Computational and Structural Biotechnology Journal (Jan 2023)
Patterns of transcription factor binding and epigenome at promoters allow interpretable predictability of multiple functions of non-coding and coding genes
Abstract
Understanding the biological roles of all genes only through experimental methods is challenging. A computational approach with reliable interpretability is needed to infer the function of genes, particularly for non-coding RNAs. We have analyzed genomic features that are present across both coding and non-coding genes like transcription factor (TF) and cofactor ChIP-seq (823), histone modifications ChIP-seq (n = 621), cap analysis gene expression (CAGE) tags (n = 255), and DNase hypersensitivity profiles (n = 255) to predict ontology-based functions of genes. Our approach for gene function prediction was reliable (>90% balanced accuracy) for 486 gene-sets.
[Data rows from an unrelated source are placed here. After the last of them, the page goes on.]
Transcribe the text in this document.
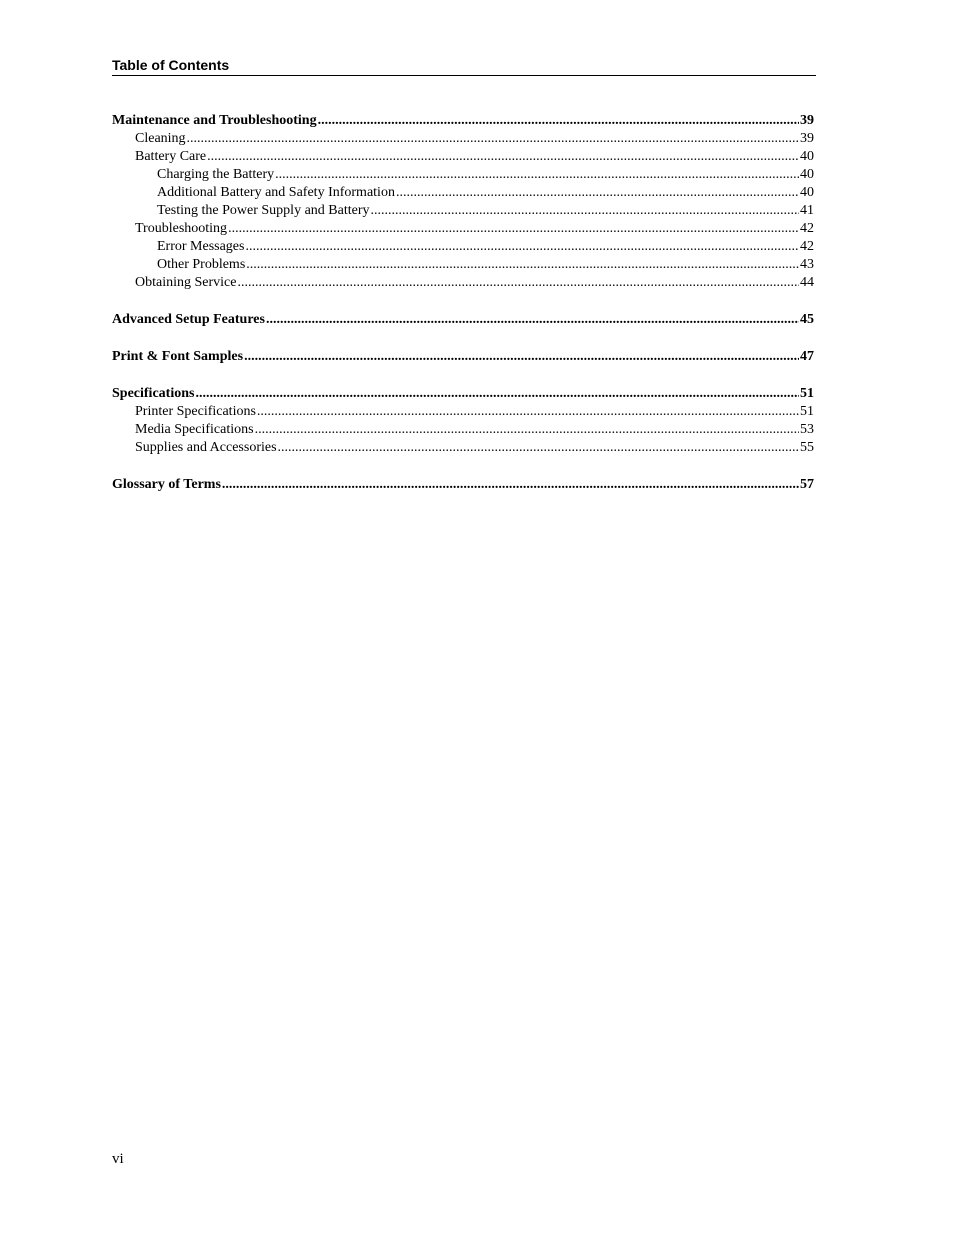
Table of Contents
Maintenance and Troubleshooting .....	39
Cleaning .....	39
Battery Care .....	40
Charging the Battery .....	40
Additional Battery and Safety Information .....	40
Testing the Power Supply and Battery .....	41
Troubleshooting .....	42
Error Messages .....	42
Other Problems .....	43
Obtaining Service .....	44
Advanced Setup Features .....	45
Print & Font Samples .....	47
Specifications .....	51
Printer Specifications .....	51
Media Specifications .....	53
Supplies and Accessories .....	55
Glossary of Terms .....	57
vi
PubMed abstract mining and CRISPR screens supported the inferred association of genes with biological functions, for which our method had high accuracy. Further analysis revealed that TF-binding patterns at promoters have high predictive strength for multiple functions. TF-binding patterns at the promoter add an unexplored dimension of explainable regulatory aspects of genes and their functions. Therefore, we performed a comprehensive analysis for the functional-specificity of TF-binding patterns at promoters and used them for clustering functions to reveal many latent groups of gene-sets involved in common major cellular processes. We also showed how our approach could be used to infer the functions of non-coding genes using the CRISPR screens of coding genes, which were validated using a long non-coding RNA CRISPR screen. Thus our results demonstrated the generality of our approach by using gene-sets from CRISPR screens. Overall, our approach opens an avenue for predicting the involvement of non-coding genes in various functions.